Vanesa mantuvo la boca cerrada. No podía permitirse mostrar debilidad frente a Giselle, ni dejar que notara cuánto la habían afectado sus palabras. Hacerlo solo le daría más poder para destruirla.
Se limitó a clavar sus ojos en ella, sin pestañear.
A Giselle no pareció importarle y continuó con su teatro macabro.
—Al principio, no pensaba destruirte por completo. Al fin y al cabo, nunca fuiste una amenaza real para mí. Pero las cosas han cambiado y he decidido que con los enemigos hay que ser despiadada, no vaya a ser que haya contratiempos, ¿sabes?
Cada palabra destilaba veneno puro, pero Giselle las pronunciaba con la misma ligereza que si estuviera comentando el clima.
Vanesa frunció el ceño, escuchándola. De repente, su rostro perdió todo el color. Al terminar su discurso, Giselle abrió la mano libre y, de la nada, apareció una navaja pequeña. La hoja apuntaba directamente hacia Vanesa.
—Giselle, ¿qué estás haciendo? —preguntó Vanesa, tratando de sonar calmada.
No se movió ni un centímetro. Su mayor terror era que Giselle hubiera perdido por completo la razón y la atacara. En Jalapa, Fabio siempre protegería a su amante, pero a Vanesa nadie la salvaría. No podía jugarse la vida; necesitaba garantizar la seguridad de su bebé.
—Estamos en un lugar público. Si intentas algo, será homicidio. Y el homicidio se paga con la cárcel. Eres famosa, sabes perfectamente cómo terminará esto —razonó Vanesa, con la voz templada.
Pero sus palabras solo lograron que la sonrisa de Giselle se ensanchara. Era una mueca espeluznante que hizo que a Vanesa se le erizara la piel.
Era la primera vez que no lograba descifrar qué pasaba por la mente retorcida de esa mujer, y el instinto de supervivencia le gritó que estaba a punto de ocurrir una tragedia.
En un movimiento rápido, Vanesa tiró de su propio brazo con todas sus fuerzas y, en el proceso, le arrebató la navaja de las manos. Fue sorprendentemente fácil. Giselle pareció soltarla en el instante en que Vanesa rozó el mango.

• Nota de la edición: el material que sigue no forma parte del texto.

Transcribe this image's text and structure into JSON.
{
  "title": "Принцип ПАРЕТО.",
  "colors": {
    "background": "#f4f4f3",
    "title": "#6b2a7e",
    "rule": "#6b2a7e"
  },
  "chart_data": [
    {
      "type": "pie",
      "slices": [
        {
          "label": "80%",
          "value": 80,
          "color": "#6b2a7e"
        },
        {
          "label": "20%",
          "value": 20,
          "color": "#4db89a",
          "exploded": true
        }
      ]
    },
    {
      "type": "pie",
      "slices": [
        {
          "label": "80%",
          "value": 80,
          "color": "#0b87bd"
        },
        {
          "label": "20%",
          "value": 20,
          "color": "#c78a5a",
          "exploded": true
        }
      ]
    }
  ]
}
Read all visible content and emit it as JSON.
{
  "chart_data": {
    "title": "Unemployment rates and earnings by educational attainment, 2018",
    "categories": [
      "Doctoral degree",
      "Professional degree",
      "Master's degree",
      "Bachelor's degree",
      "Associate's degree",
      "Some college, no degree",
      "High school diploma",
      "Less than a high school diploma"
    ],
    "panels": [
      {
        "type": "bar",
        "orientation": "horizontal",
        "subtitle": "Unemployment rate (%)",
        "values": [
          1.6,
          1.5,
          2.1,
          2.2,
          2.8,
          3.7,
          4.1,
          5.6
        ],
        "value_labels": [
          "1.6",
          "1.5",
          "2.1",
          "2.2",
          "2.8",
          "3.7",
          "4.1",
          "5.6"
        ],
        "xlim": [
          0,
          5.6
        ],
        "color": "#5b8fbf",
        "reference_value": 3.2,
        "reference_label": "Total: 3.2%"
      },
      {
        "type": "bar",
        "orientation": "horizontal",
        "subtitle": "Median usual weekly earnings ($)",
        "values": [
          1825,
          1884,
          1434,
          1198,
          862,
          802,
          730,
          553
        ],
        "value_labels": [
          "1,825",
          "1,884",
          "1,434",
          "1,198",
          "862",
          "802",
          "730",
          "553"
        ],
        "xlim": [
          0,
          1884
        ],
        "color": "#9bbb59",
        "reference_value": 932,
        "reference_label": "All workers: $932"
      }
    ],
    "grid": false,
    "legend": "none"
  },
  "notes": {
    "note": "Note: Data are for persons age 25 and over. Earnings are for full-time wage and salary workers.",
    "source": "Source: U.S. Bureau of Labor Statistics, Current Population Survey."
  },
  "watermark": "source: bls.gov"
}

La sangre comenzó a brotar a borbotones de su vientre. Giselle era tan delgada que el movimiento agónico del bebé dentro de ella parecía visible, pero con esa herida, era imposible que sobreviviera.
El rostro de Vanesa quedó blanco como el papel. Un frío mortal le subió desde la punta de los pies hasta la cabeza, dejándola sin fuerzas. Comenzó a sudar frío, temblando incontrolablemente.

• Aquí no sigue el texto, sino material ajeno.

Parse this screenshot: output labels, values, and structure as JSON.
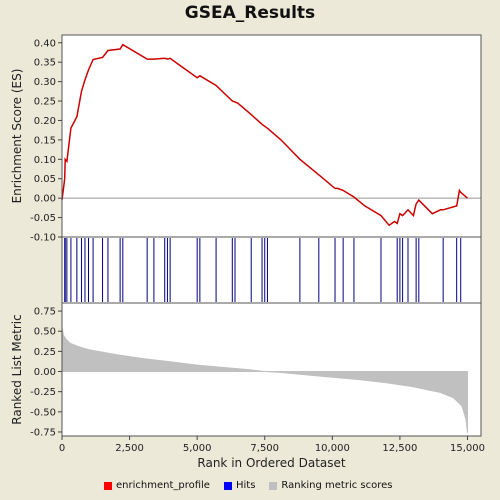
{
  "chart_data": [
    {
      "type": "line",
      "title": "GSEA_Results",
      "ylabel": "Enrichment Score (ES)",
      "ylim": [
        -0.1,
        0.42
      ],
      "yticks": [
        -0.1,
        -0.05,
        0.0,
        0.05,
        0.1,
        0.15,
        0.2,
        0.25,
        0.3,
        0.35,
        0.4
      ],
      "ytick_labels": [
        "-0.10",
        "-0.05",
        "0.00",
        "0.05",
        "0.10",
        "0.15",
        "0.20",
        "0.25",
        "0.30",
        "0.35",
        "0.40"
      ],
      "series": [
        {
          "name": "enrichment_profile",
          "x": [
            0,
            100,
            120,
            180,
            330,
            550,
            720,
            850,
            980,
            1150,
            1500,
            1700,
            2150,
            2250,
            3150,
            3400,
            3800,
            3900,
            4000,
            4400,
            5000,
            5100,
            5700,
            6300,
            6500,
            7000,
            7400,
            7600,
            8100,
            8800,
            9500,
            10100,
            10200,
            10400,
            10800,
            11200,
            11800,
            12100,
            12300,
            12400,
            12500,
            12600,
            12800,
            13000,
            13100,
            13200,
            13700,
            14000,
            14100,
            14600,
            14700,
            14750,
            15000
          ],
          "y": [
            -0.005,
            0.05,
            0.1,
            0.095,
            0.18,
            0.21,
            0.275,
            0.305,
            0.33,
            0.357,
            0.362,
            0.38,
            0.384,
            0.395,
            0.358,
            0.358,
            0.36,
            0.358,
            0.36,
            0.34,
            0.31,
            0.315,
            0.29,
            0.25,
            0.245,
            0.215,
            0.19,
            0.18,
            0.15,
            0.1,
            0.06,
            0.025,
            0.025,
            0.02,
            0.003,
            -0.02,
            -0.045,
            -0.07,
            -0.06,
            -0.065,
            -0.04,
            -0.045,
            -0.03,
            -0.045,
            -0.015,
            -0.005,
            -0.04,
            -0.03,
            -0.03,
            -0.02,
            0.02,
            0.015,
            0.0
          ]
        }
      ]
    },
    {
      "type": "hits",
      "name": "Hits",
      "x": [
        100,
        120,
        180,
        330,
        550,
        720,
        850,
        980,
        1150,
        1500,
        1700,
        2150,
        2250,
        3150,
        3400,
        3800,
        3900,
        4000,
        5000,
        5100,
        5700,
        6300,
        6400,
        7000,
        7400,
        7500,
        7600,
        8800,
        9500,
        10100,
        10400,
        10800,
        11800,
        12400,
        12500,
        12600,
        12800,
        13100,
        13200,
        14100,
        14600,
        14750
      ]
    },
    {
      "type": "area",
      "title": "",
      "xlabel": "Rank in Ordered Dataset",
      "ylabel": "Ranked List Metric",
      "xlim": [
        0,
        15500
      ],
      "xticks": [
        0,
        2500,
        5000,
        7500,
        10000,
        12500,
        15000
      ],
      "xtick_labels": [
        "0",
        "2,500",
        "5,000",
        "7,500",
        "10,000",
        "12,500",
        "15,000"
      ],
      "ylim": [
        -0.8,
        0.85
      ],
      "yticks": [
        -0.75,
        -0.5,
        -0.25,
        0.0,
        0.25,
        0.5,
        0.75
      ],
      "ytick_labels": [
        "-0.75",
        "-0.50",
        "-0.25",
        "0.00",
        "0.25",
        "0.50",
        "0.75"
      ],
      "series": [
        {
          "name": "Ranking metric scores",
          "x": [
            0,
            50,
            150,
            300,
            600,
            1000,
            2000,
            3000,
            4000,
            5000,
            6000,
            7000,
            7500,
            8000,
            9000,
            10000,
            11000,
            12000,
            13000,
            14000,
            14500,
            14800,
            14950,
            15000
          ],
          "y": [
            0.55,
            0.45,
            0.4,
            0.35,
            0.31,
            0.27,
            0.21,
            0.16,
            0.12,
            0.08,
            0.05,
            0.02,
            0.0,
            -0.01,
            -0.04,
            -0.07,
            -0.1,
            -0.14,
            -0.19,
            -0.26,
            -0.33,
            -0.43,
            -0.6,
            -0.76
          ]
        }
      ]
    }
  ],
  "legend": [
    {
      "label": "enrichment_profile",
      "color": "#ff0000"
    },
    {
      "label": "Hits",
      "color": "#0000ff"
    },
    {
      "label": "Ranking metric scores",
      "color": "#c0c0c0"
    }
  ],
  "colors": {
    "profile": "#cc0000",
    "hits": "#000080",
    "metric": "#c0c0c0",
    "background": "#ece9d8",
    "plot_bg": "#ffffff"
  }
}
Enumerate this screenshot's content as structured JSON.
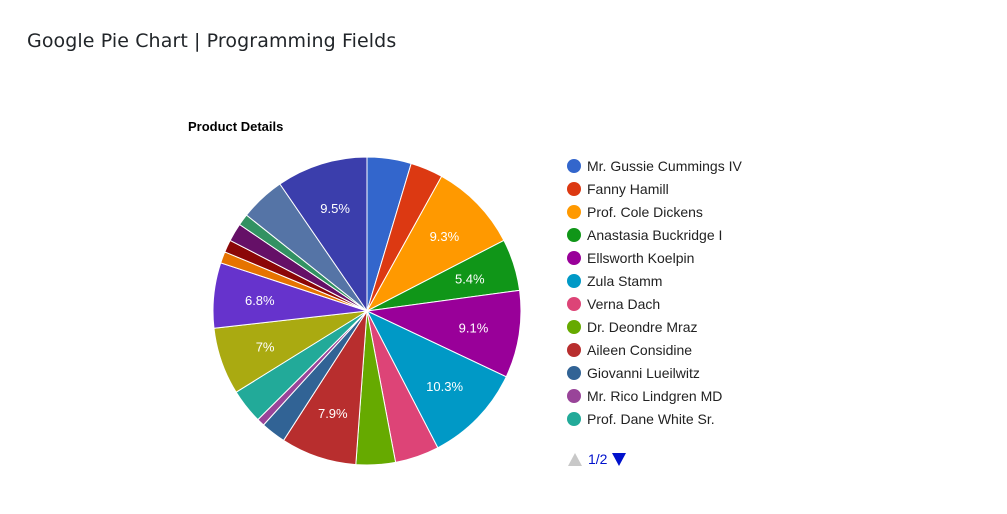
{
  "page": {
    "heading": "Google Pie Chart | Programming Fields"
  },
  "chart_data": {
    "type": "pie",
    "title": "Product Details",
    "slices": [
      {
        "name": "Mr. Gussie Cummings IV",
        "value": 4.6,
        "color": "#3366cc",
        "label": ""
      },
      {
        "name": "Fanny Hamill",
        "value": 3.4,
        "color": "#dc3912",
        "label": ""
      },
      {
        "name": "Prof. Cole Dickens",
        "value": 9.3,
        "color": "#ff9900",
        "label": "9.3%"
      },
      {
        "name": "Anastasia Buckridge I",
        "value": 5.4,
        "color": "#109618",
        "label": "5.4%"
      },
      {
        "name": "Ellsworth Koelpin",
        "value": 9.1,
        "color": "#990099",
        "label": "9.1%"
      },
      {
        "name": "Zula Stamm",
        "value": 10.3,
        "color": "#0099c6",
        "label": "10.3%"
      },
      {
        "name": "Verna Dach",
        "value": 4.6,
        "color": "#dd4477",
        "label": ""
      },
      {
        "name": "Dr. Deondre Mraz",
        "value": 4.1,
        "color": "#66aa00",
        "label": ""
      },
      {
        "name": "Aileen Considine",
        "value": 7.9,
        "color": "#b82e2e",
        "label": "7.9%"
      },
      {
        "name": "Giovanni Lueilwitz",
        "value": 2.6,
        "color": "#316395",
        "label": ""
      },
      {
        "name": "Mr. Rico Lindgren MD",
        "value": 0.8,
        "color": "#994499",
        "label": ""
      },
      {
        "name": "Prof. Dane White Sr.",
        "value": 3.6,
        "color": "#22aa99",
        "label": ""
      },
      {
        "value": 7.0,
        "color": "#aaaa11",
        "label": "7%"
      },
      {
        "value": 6.8,
        "color": "#6633cc",
        "label": "6.8%"
      },
      {
        "value": 1.2,
        "color": "#e67300",
        "label": ""
      },
      {
        "value": 1.3,
        "color": "#8b0707",
        "label": ""
      },
      {
        "value": 1.9,
        "color": "#651067",
        "label": ""
      },
      {
        "value": 1.2,
        "color": "#329262",
        "label": ""
      },
      {
        "value": 4.7,
        "color": "#5574a6",
        "label": ""
      },
      {
        "value": 9.5,
        "color": "#3b3eac",
        "label": "9.5%"
      }
    ],
    "legend_position": "right",
    "legend_page": "1/2",
    "legend_visible_count": 12
  }
}
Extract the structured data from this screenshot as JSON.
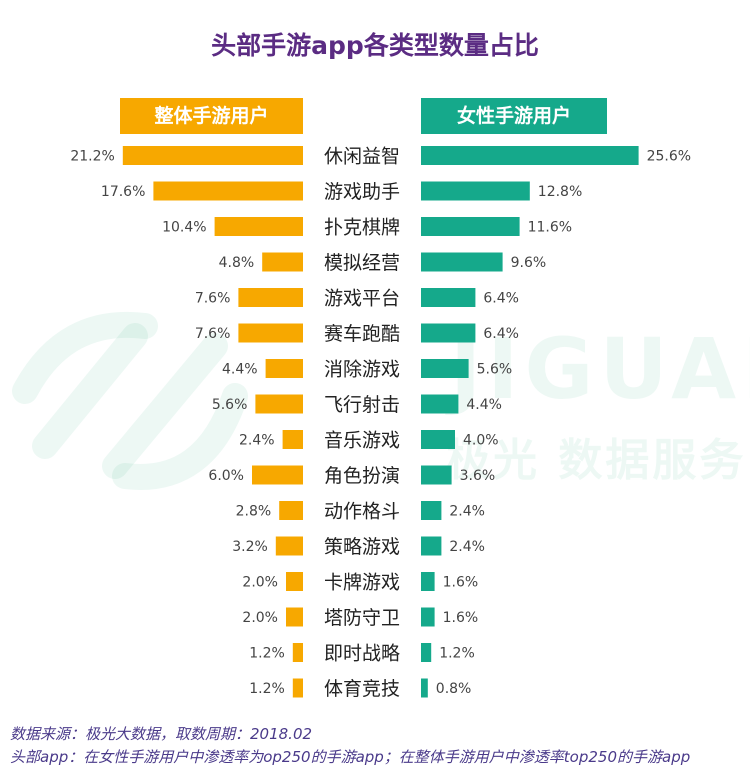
{
  "title": "头部手游app各类型数量占比",
  "colors": {
    "left": "#f7a800",
    "right": "#15a98b",
    "title": "#5b2c83"
  },
  "watermark": {
    "name": "JIGUANG",
    "sub": "极光 数据服务"
  },
  "chart_data": {
    "type": "bar",
    "orientation": "horizontal",
    "layout": "diverging",
    "categories": [
      "休闲益智",
      "游戏助手",
      "扑克棋牌",
      "模拟经营",
      "游戏平台",
      "赛车跑酷",
      "消除游戏",
      "飞行射击",
      "音乐游戏",
      "角色扮演",
      "动作格斗",
      "策略游戏",
      "卡牌游戏",
      "塔防守卫",
      "即时战略",
      "体育竞技"
    ],
    "series": [
      {
        "name": "整体手游用户",
        "values": [
          21.2,
          17.6,
          10.4,
          4.8,
          7.6,
          7.6,
          4.4,
          5.6,
          2.4,
          6.0,
          2.8,
          3.2,
          2.0,
          2.0,
          1.2,
          1.2
        ],
        "labels": [
          "21.2%",
          "17.6%",
          "10.4%",
          "4.8%",
          "7.6%",
          "7.6%",
          "4.4%",
          "5.6%",
          "2.4%",
          "6.0%",
          "2.8%",
          "3.2%",
          "2.0%",
          "2.0%",
          "1.2%",
          "1.2%"
        ]
      },
      {
        "name": "女性手游用户",
        "values": [
          25.6,
          12.8,
          11.6,
          9.6,
          6.4,
          6.4,
          5.6,
          4.4,
          4.0,
          3.6,
          2.4,
          2.4,
          1.6,
          1.6,
          1.2,
          0.8
        ],
        "labels": [
          "25.6%",
          "12.8%",
          "11.6%",
          "9.6%",
          "6.4%",
          "6.4%",
          "5.6%",
          "4.4%",
          "4.0%",
          "3.6%",
          "2.4%",
          "2.4%",
          "1.6%",
          "1.6%",
          "1.2%",
          "0.8%"
        ]
      }
    ],
    "title": "头部手游app各类型数量占比",
    "unit": "%"
  },
  "footnotes": [
    "数据来源：极光大数据，取数周期：2018.02",
    "头部app：在女性手游用户中渗透率为op250的手游app；在整体手游用户中渗透率top250的手游app"
  ]
}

La navaja cayó al suelo con un clink metálico. Vanesa se miró las palmas: estaban manchadas de sangre. La sangre que la navaja había arrastrado consigo.

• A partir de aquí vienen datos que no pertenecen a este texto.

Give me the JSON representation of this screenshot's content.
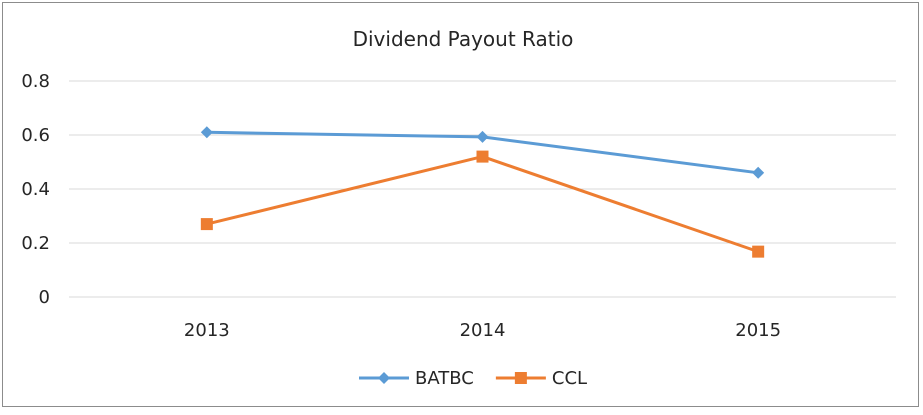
{
  "chart_data": {
    "type": "line",
    "title": "Dividend Payout Ratio",
    "xlabel": "",
    "ylabel": "",
    "categories": [
      "2013",
      "2014",
      "2015"
    ],
    "ylim": [
      0,
      0.8
    ],
    "yticks": [
      "0",
      "0.2",
      "0.4",
      "0.6",
      "0.8"
    ],
    "grid": true,
    "legend_position": "bottom",
    "series": [
      {
        "name": "BATBC",
        "values": [
          0.61,
          0.593,
          0.46
        ],
        "color": "#5b9bd5",
        "marker": "diamond"
      },
      {
        "name": "CCL",
        "values": [
          0.27,
          0.52,
          0.168
        ],
        "color": "#ed7d31",
        "marker": "square"
      }
    ]
  }
}
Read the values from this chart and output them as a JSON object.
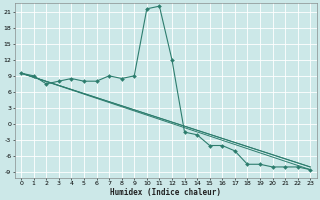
{
  "title": "",
  "xlabel": "Humidex (Indice chaleur)",
  "background_color": "#cce8e8",
  "grid_color": "#ffffff",
  "line_color": "#2d7d6e",
  "xlim": [
    -0.5,
    23.5
  ],
  "ylim": [
    -10,
    22.5
  ],
  "yticks": [
    -9,
    -6,
    -3,
    0,
    3,
    6,
    9,
    12,
    15,
    18,
    21
  ],
  "xticks": [
    0,
    1,
    2,
    3,
    4,
    5,
    6,
    7,
    8,
    9,
    10,
    11,
    12,
    13,
    14,
    15,
    16,
    17,
    18,
    19,
    20,
    21,
    22,
    23
  ],
  "series_main": {
    "x": [
      0,
      1,
      2,
      3,
      4,
      5,
      6,
      7,
      8,
      9,
      10,
      11,
      12,
      13,
      14,
      15,
      16,
      17,
      18,
      19,
      20,
      21,
      22,
      23
    ],
    "y": [
      9.5,
      9.0,
      7.5,
      8.0,
      8.5,
      8.0,
      8.0,
      9.0,
      8.5,
      9.0,
      21.5,
      22.0,
      12.0,
      -1.5,
      -2.0,
      -4.0,
      -4.0,
      -5.0,
      -7.5,
      -7.5,
      -8.0,
      -8.0,
      -8.0,
      -8.5
    ]
  },
  "series_lines": [
    {
      "x": [
        0,
        23
      ],
      "y": [
        9.5,
        -8.5
      ]
    },
    {
      "x": [
        0,
        23
      ],
      "y": [
        9.5,
        -8.0
      ]
    },
    {
      "x": [
        0,
        23
      ],
      "y": [
        9.5,
        -8.0
      ]
    }
  ],
  "label_fontsize": 4.5,
  "xlabel_fontsize": 5.5
}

Nunca en su vida había presenciado algo tan brutal. Jamás, ni en sus peores pesadillas, imaginó que Giselle sería capaz de apuñalarse a sí misma.
Ese bebé lo era todo para ella. Hacer algo así era un suicidio absoluto, una inmolación demencial. ¿Cómo alguien tan calculadora como Giselle podía cometer una locura así? Sabía que el niño no se salvaría.
Por unos segundos eternos, Vanesa se quedó en estado de shock. El terror la paralizó por completo, y hasta respirar se convirtió en una tortura.